3,2 Mrd. S bis Freitag erwartet

Erst die Horror-Nachricht von der Börse: Die Libro-Aktie brach um 39% auf 1,00 Euro ein. Dann die nächste Hiobsbotschaft: Laut KSV werden Gläubiger 3,2 Mrd. S fordern! Bisher wurden 2,6 Mrd. S angemeldet. Bis Freitag können Gläubiger ihre Forderungen im Ausgleich der Buch- und Medienhandelskette anmelden. Und normalerweise explodieren Geldforderungen gegen Ende der Frist.

Ob der Ausgleich bei der für den 21. September 9:00 Uhr im Landesgericht Wiener Neustadt angesetzten Ausgleichstagsatzung angenommen wird, läßt sich jetzt noch nicht sagen. Das Angebot ist noch nicht ausverhandelt. Unter anderem hat der KSV den "Wunsch" geäußert, für die Lieferanten eine 50-prozentige Quote auszuhandeln.
Im Vorfeld der Tagsatzung hat Ausgleichsverwalter Günther Viehböck heute klargestellt, dass den unbesicherten Gläubigern die gesetzliche Mindestquote von 40 Prozent bieten werde.

Libro-Aktie bricht um 39 Prozent auf 1,00 Euro ein
Kurz nach 13:00 Uhr brachen die Libro-Aktien noch deutlicher ein und verloren knapp 40 Prozent an Wert. Um 14:15 Uhr markierten die Titel das bisherige Tagestief bei 1,00 Euro bei 13.610 gehandelten StückBis 15:30 erholten sie sich auf 1,44 Euro.

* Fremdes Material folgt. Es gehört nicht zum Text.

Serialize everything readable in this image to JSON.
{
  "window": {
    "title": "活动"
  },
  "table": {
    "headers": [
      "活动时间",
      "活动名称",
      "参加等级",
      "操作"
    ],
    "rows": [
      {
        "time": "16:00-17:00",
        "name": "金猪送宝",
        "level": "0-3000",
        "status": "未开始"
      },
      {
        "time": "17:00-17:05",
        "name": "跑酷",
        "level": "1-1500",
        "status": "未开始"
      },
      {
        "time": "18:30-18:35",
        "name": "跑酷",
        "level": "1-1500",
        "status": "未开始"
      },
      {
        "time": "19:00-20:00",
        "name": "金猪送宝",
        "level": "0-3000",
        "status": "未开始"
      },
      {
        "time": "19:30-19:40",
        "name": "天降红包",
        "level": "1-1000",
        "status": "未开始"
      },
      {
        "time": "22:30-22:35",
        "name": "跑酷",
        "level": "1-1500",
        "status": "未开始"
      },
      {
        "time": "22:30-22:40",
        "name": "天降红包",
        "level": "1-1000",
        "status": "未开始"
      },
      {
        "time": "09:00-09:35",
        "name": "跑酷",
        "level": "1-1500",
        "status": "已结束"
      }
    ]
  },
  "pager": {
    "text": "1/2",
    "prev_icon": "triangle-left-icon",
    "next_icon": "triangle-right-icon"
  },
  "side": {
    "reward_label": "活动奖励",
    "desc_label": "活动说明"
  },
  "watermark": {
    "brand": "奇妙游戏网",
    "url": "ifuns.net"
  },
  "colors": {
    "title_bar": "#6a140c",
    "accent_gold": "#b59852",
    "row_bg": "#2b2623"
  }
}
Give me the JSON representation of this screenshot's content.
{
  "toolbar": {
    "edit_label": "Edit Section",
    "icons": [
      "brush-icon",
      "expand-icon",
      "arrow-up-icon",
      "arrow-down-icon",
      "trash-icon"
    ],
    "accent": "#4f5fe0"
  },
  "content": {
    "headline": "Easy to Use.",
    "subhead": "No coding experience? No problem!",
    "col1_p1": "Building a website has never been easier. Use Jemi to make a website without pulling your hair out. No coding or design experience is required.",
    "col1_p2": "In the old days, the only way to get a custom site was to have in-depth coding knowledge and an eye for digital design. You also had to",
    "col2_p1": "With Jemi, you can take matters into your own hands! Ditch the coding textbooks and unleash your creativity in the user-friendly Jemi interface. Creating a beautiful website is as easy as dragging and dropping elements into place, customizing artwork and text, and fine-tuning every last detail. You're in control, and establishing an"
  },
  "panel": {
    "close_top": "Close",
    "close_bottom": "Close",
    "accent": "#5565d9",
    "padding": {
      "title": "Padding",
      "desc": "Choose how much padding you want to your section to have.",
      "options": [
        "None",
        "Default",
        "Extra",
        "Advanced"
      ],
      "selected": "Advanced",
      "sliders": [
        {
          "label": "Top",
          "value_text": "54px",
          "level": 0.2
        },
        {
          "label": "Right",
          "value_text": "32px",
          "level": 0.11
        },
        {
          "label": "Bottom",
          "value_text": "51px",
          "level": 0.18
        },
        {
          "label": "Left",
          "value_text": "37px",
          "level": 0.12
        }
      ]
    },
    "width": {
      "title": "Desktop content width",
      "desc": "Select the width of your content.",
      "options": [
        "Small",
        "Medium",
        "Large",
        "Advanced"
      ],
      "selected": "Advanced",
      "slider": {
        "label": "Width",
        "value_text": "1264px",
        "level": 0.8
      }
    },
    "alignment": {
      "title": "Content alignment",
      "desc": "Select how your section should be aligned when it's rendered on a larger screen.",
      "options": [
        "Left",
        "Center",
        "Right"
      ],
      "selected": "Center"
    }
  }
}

Kurssturz wegen Kapitalschnitt
Einige Marktteilnehmer meinten, der Kurssturz könnte auf den bevorstehenden Kapitalschnitt zurückzuführen sein. Die Gläubiger werden am 21. September über eine Zusammenlegung der Aktien im Verhältnis von 134 alte Aktien zu einer neuen Aktie abstimmen. "Vielleicht sind aber auch einige Kleinanleger im Markt, die spät aber doch, ihre Libro-Restbestände loswerden wollen", so ein Händler. Grundsätzlich sei man jedoch verwundert, dass es auf diesem Niveau noch Verkäufer gebe.